Russia cuts interest rate again as ruble rebounds but warns economy will crash amid sanctions and soaring inflation
- Russia's central bank is cutting interest rates for the second time in a month, this time to 14% from 17%.
- The bank cited a stabilizing ruble, which has rebounded from its losses since the war in Ukraine began.
The Central Bank of Russia cut interest rates on Friday for the second time in April as the ruble continues to recover, but warned the economy will crash this year.
The lastest cut brought rates to 14% from 17%, following an April 8 reduction from 20%. After Russia launched its war on Ukraine in February, the CBR raised raised interest rates to 20% from 9.5% in an emergency effort to aid the plunging ruble.
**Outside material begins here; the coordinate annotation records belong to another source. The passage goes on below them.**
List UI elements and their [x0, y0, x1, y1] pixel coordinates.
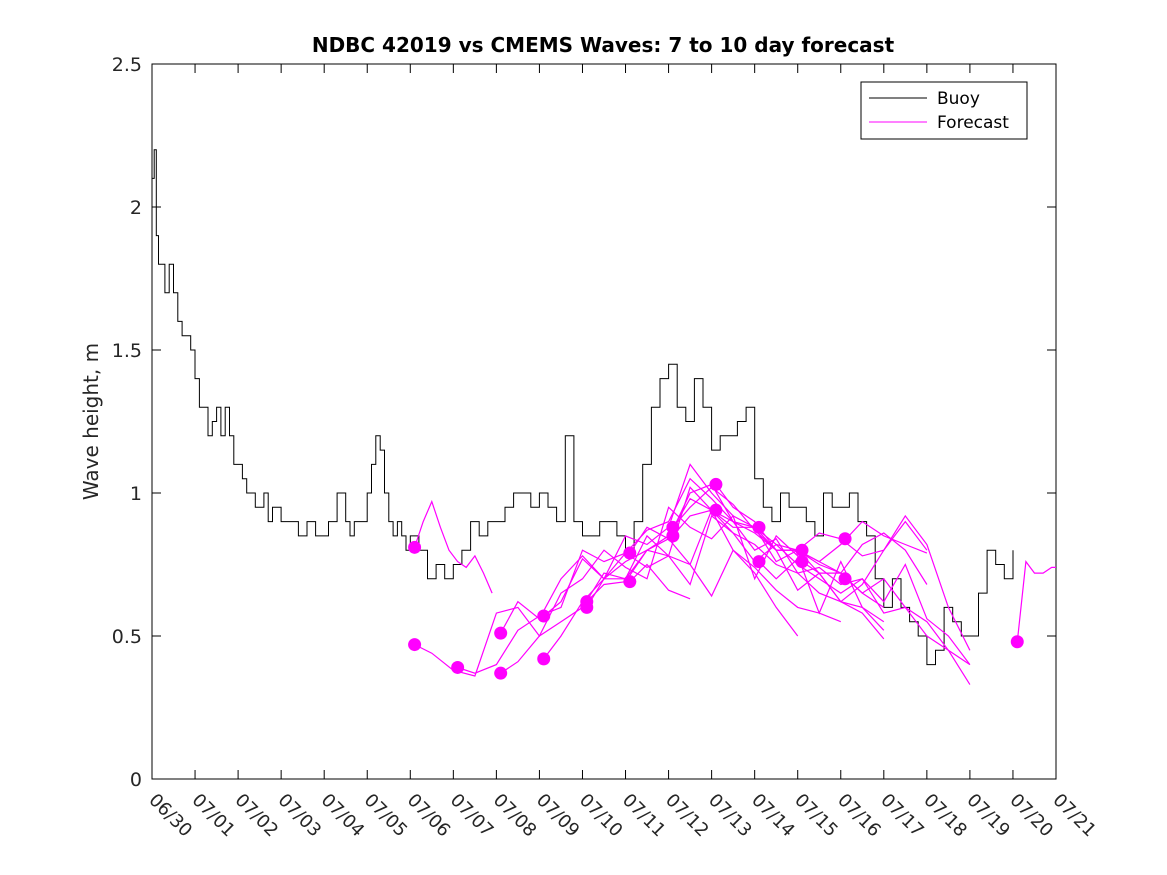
- forecast-start-point: [838, 572, 852, 586]
- forecast-start-point: [580, 600, 594, 614]
- forecast-start-point: [709, 477, 723, 491]
- forecast-start-point: [623, 575, 637, 589]
- x-tick-label: 07/01: [188, 790, 240, 842]
- forecast-start-point: [838, 532, 852, 546]
- forecast-run-line: [758, 558, 885, 608]
- y-tick-label: 1: [130, 483, 142, 505]
- legend: Buoy Forecast: [860, 81, 1028, 140]
- x-tick-label: 07/10: [575, 790, 627, 842]
- x-tick-label: 07/03: [274, 790, 326, 842]
- x-tick-label: 07/16: [833, 790, 885, 842]
- forecast-start-point: [408, 638, 422, 652]
- forecast-start-point: [537, 609, 551, 623]
- x-tick-label: 07/02: [231, 790, 283, 842]
- x-tick-label: 07/07: [446, 790, 498, 842]
- forecast-start-point: [752, 555, 766, 569]
- x-tick-label: 07/06: [403, 790, 455, 842]
- forecast-start-point: [494, 626, 508, 640]
- x-tick-label: 07/14: [747, 790, 799, 842]
- x-tick-label: 07/09: [532, 790, 584, 842]
- forecast-start-point: [623, 546, 637, 560]
- plot-area: [151, 63, 1057, 780]
- y-axis-label: Wave height, m: [79, 343, 103, 500]
- x-tick-label: 07/08: [489, 790, 541, 842]
- x-tick-label: 07/12: [661, 790, 713, 842]
- forecast-start-point: [709, 503, 723, 517]
- forecast-start-point: [752, 520, 766, 534]
- forecast-start-point: [1010, 635, 1024, 649]
- forecast-run-line: [672, 486, 971, 651]
- x-tick-label: 07/13: [704, 790, 756, 842]
- forecast-start-point: [408, 540, 422, 554]
- x-tick-label: 06/30: [145, 790, 197, 842]
- x-tick-label: 07/21: [1049, 790, 1101, 842]
- forecast-run-line: [629, 563, 691, 600]
- y-axis-ticks: 0 0.5 1 1.5 2 2.5: [112, 54, 1056, 791]
- legend-label-buoy: Buoy: [937, 89, 980, 109]
- x-tick-label: 07/04: [317, 790, 369, 842]
- chart-title: NDBC 42019 vs CMEMS Waves: 7 to 10 day f…: [312, 33, 895, 57]
- forecast-run-line: [414, 506, 885, 677]
- x-tick-label: 07/18: [919, 790, 971, 842]
- forecast-run-line: [414, 499, 493, 594]
- forecast-run-line: [1016, 560, 1056, 642]
- x-tick-label: 07/19: [962, 790, 1014, 842]
- forecast-start-point: [451, 660, 465, 674]
- forecast-start-point: [537, 652, 551, 666]
- y-tick-label: 2.5: [112, 54, 142, 76]
- legend-box: [860, 81, 1028, 140]
- x-tick-label: 07/05: [360, 790, 412, 842]
- y-tick-label: 0.5: [112, 626, 142, 648]
- x-tick-label: 07/15: [790, 790, 842, 842]
- plot-frame: [151, 63, 1057, 780]
- legend-label-forecast: Forecast: [937, 113, 1009, 133]
- y-tick-label: 1.5: [112, 340, 142, 362]
- buoy-series: [152, 149, 1014, 666]
- y-tick-label: 0: [130, 769, 142, 791]
- buoy-line: [152, 149, 1014, 666]
- x-tick-label: 07/20: [1005, 790, 1057, 842]
- forecast-run-line: [457, 477, 928, 674]
- forecast-start-point: [795, 543, 809, 557]
- x-tick-label: 07/11: [618, 790, 670, 842]
- forecast-start-point: [795, 555, 809, 569]
- forecast-start-point: [666, 529, 680, 543]
- x-tick-label: 07/17: [876, 790, 928, 842]
- forecast-start-point: [494, 666, 508, 680]
- y-tick-label: 2: [130, 197, 142, 219]
- forecast-series: [408, 463, 1056, 685]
On Friday, the CBR noted that the ruble has rebounded strongly to pre-war levels. Russia has propped up the currency through stringent capital controls that have made the ruble one of the top performing currencies ac cross the globe.
The ruble was down 2% on Friday, but at 72 rubles equaling one US dollar the exchange rate still tops the rate of 80 to the dollar just before the invasion of Ukraine. At its low in early March, the ruble had traded at 120 to the dollar.
As the currency regains its footing, the Kremlin is hoping to shift its attention back toward the economy to absorb the blow of Western sanctions.
The CBR estimated the Russian economy will shrink by 8% to 10% this year and noted it's preparing for potentially worsening restrictions from global powers as the war in Ukraine rages on.
"The decline in the potential of Russia's economy driven by restrictions may turn out to be more pronounced than the baseline scenario assumes," the CBR said in a statement.
Meanwhile, inflation is running rampant and reached 17.6% in April. The CBR officials expect inflation to run at a 18% to 23% clip before stabilizing between 5% and 7% in 2023.